Agora os skinners tencionavam se proteger dentro de um veículo blindado.
Ziggy lançou o braço para trás, tomou impulso e arremessou o cutelo longe, no alvo certo que era o meio do crânio do líder do bando. A lâmina lhe cravou na cabeça, mas ele continuou correndo, trocando as pernas, trôpego até se tornar vacilante. Virou-se para trás, o sangue escorria da testa, uma tira grossa e vermelha, os olhos fundos, arregalados, a boca branca. O cérebro enfim assimilou o ocorrido e mandou as pernas falharem, os joelhos dobrarem, a cabeça com o cutelo bater contra o solo.
Sentiu a força da colisão nas costas e se voltou para entender o motivo. Um skinner pulou sobre o seu corpo para derrubá-lo, no entanto, acabou empurrando-o e, perdendo o equilíbrio, caiu diante do escoltador. Deitado de costas no chão, o traficante olhava-o aterrorizado. Os olhos vermelhos de Ziggy capturaram o nível de ansiedade e tensão do humano, que suava, tremia, balbuciava frases sem sentido. Até que ele entendeu que aquele verme era apenas uma distração.
— Vai me matar, subtenente?
A voz gutural não o abalou.
— É claro que sim.
Antes que pudesse concretizar a intenção, um dos motoqueiros imitou a sua manobra, atirando-se com a moto sobre ele, derrubando-o no chão. Por um instante, ficou atordoado e também surpreso com a ousadia do esfolador. Mas não precisou de muito tempo para limpar a poeira do jeans e se erguer de pé, disposto a matar aqueles abutres.
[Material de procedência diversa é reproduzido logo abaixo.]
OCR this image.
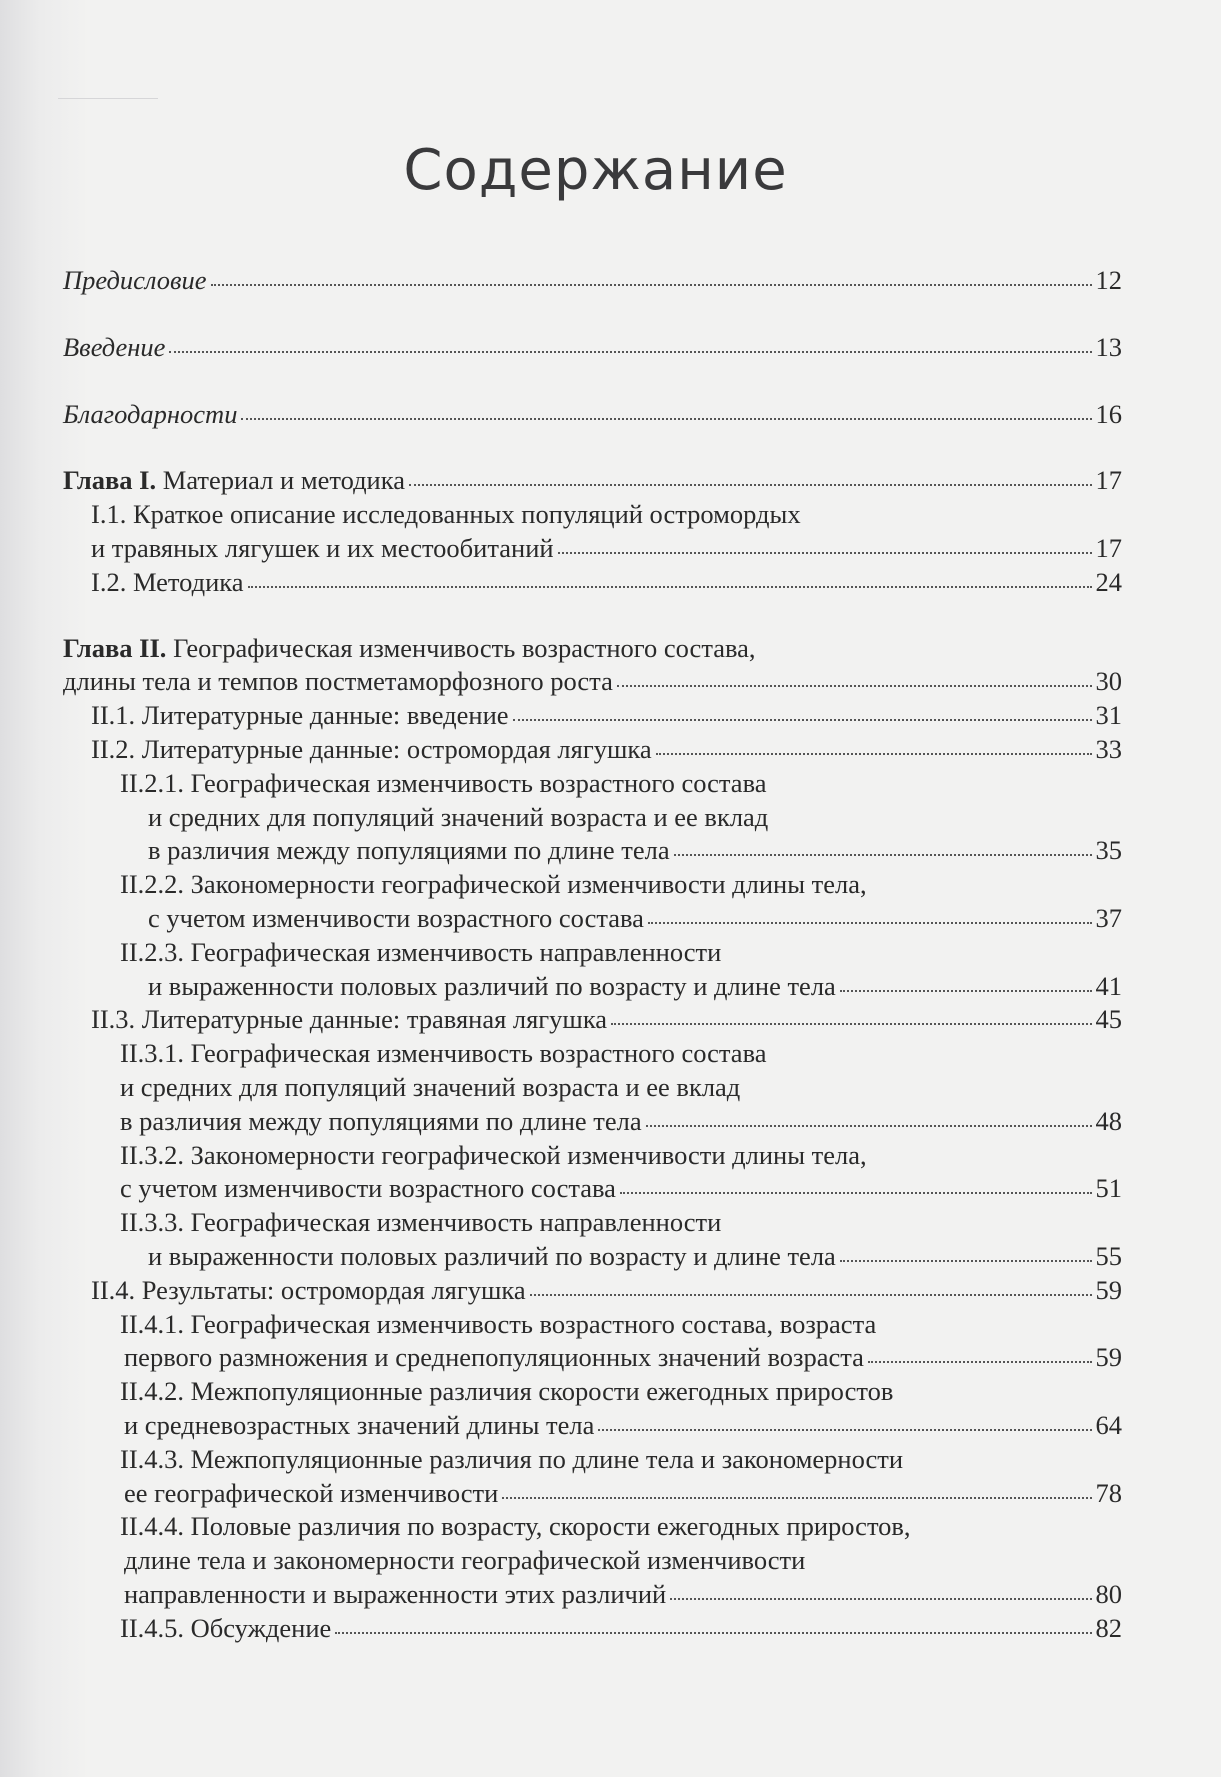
Содержание
Предисловие	12
Введение	13
Благодарности	16
Глава I. Материал и методика	17
I.1. Краткое описание исследованных популяций остромордых
и травяных лягушек и их местообитаний	17
I.2. Методика	24
Глава II. Географическая изменчивость возрастного состава,
длины тела и темпов постметаморфозного роста	30
II.1. Литературные данные: введение	31
II.2. Литературные данные: остромордая лягушка	33
II.2.1. Географическая изменчивость возрастного состава
и средних для популяций значений возраста и ее вклад
в различия между популяциями по длине тела	35
II.2.2. Закономерности географической изменчивости длины тела,
с учетом изменчивости возрастного состава	37
II.2.3. Географическая изменчивость направленности
и выраженности половых различий по возрасту и длине тела	41
II.3. Литературные данные: травяная лягушка	45
II.3.1. Географическая изменчивость возрастного состава
и средних для популяций значений возраста и ее вклад
в различия между популяциями по длине тела	48
II.3.2. Закономерности географической изменчивости длины тела,
с учетом изменчивости возрастного состава	51
II.3.3. Географическая изменчивость направленности
и выраженности половых различий по возрасту и длине тела	55
II.4. Результаты: остромордая лягушка	59
II.4.1. Географическая изменчивость возрастного состава, возраста
первого размножения и среднепопуляционных значений возраста	59
II.4.2. Межпопуляционные различия скорости ежегодных приростов
и средневозрастных значений длины тела	64
II.4.3. Межпопуляционные различия по длине тела и закономерности
ее географической изменчивости	78
II.4.4. Половые различия по возрасту, скорости ежегодных приростов,
длине тела и закономерности географической изменчивости
направленности и выраженности этих различий	80
II.4.5. Обсуждение	82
Com sua visão periférica, viu Jenko pular para fora da picape e lutar corpo a corpo com cinco humanos, desferindo-lhe socos e esquivando-se com facilidade dos golpes deles. Era uma briga desigual, assim como quando os esfoladores capturavam mulheres para lhes retirar a pele depois de as estuprarem, uma luta terrivelmente desigual.
Fez como o parceiro, dispensou o armamento e começou a descer o sarrafo no braço. Quebrou dois pescoços sem precisar se mover do lugar, os camaradas se jogavam para cima dele, três, quatro, tentando derrubá-lo, mas tudo que faziam era sujar de terra e sangue a sua jaqueta de couro preferida. E isso o irritava sobremaneira.
Jenko berrou algo como, “acabou, game over!”.
Virou-se para ele e viu a fisionomia jovial sorrindo, demonstrando muita paz no seu coração artificial.
— Vamos queimar tudo. — Ziggy determinou e, apontando para os cadáveres, completou: — Não dá para deixar essas coisas apodrecendo ao ar livre. Vou fazer uma pilha e tacar fogo.
Jenko arrancou a camiseta de um dos skinners morto e a enrolou num pedaço de madeira. Foi até a fogueira recém acesa e pôs fogo na roupa, em seguida, incendiou as tendas do acampamento.
Feito o serviço, os escoltadores voltaram aos seus veículos, mas não partiram em seguida. Era um bom momento aquele, apreciar o trabalho realizado, a sensação do dever cumprido quase lhes enchia os olhos de lágrimas. Quase. Mas eles preferiam rir, rir muito, gargalhar e beber do gargalo a tequila fabricada no boteco do Touro Louco.
Foi Jenko o primeiro a falar após o incrível momento de êxtase:
— Cara, tô muito a fim de trepar.
Viu-o seguir para a picape, ajeitando o Stetson escuro que lhe caía na testa.
Bem, para onde ele iria? Ver Montoya de chamego com Kaila, parecendo um pateta atirado no sofá, abraçado na namoradinha como se ela lhe fosse a boia de salvação no oceano profundo da amargura? Era o c*****o que ele voltaria para a fazenda tão cedo da noite!
— Ei, cuzão, vou dar uma esfolada na mulherada também. — gritou para Jenko, montando na Suzuki.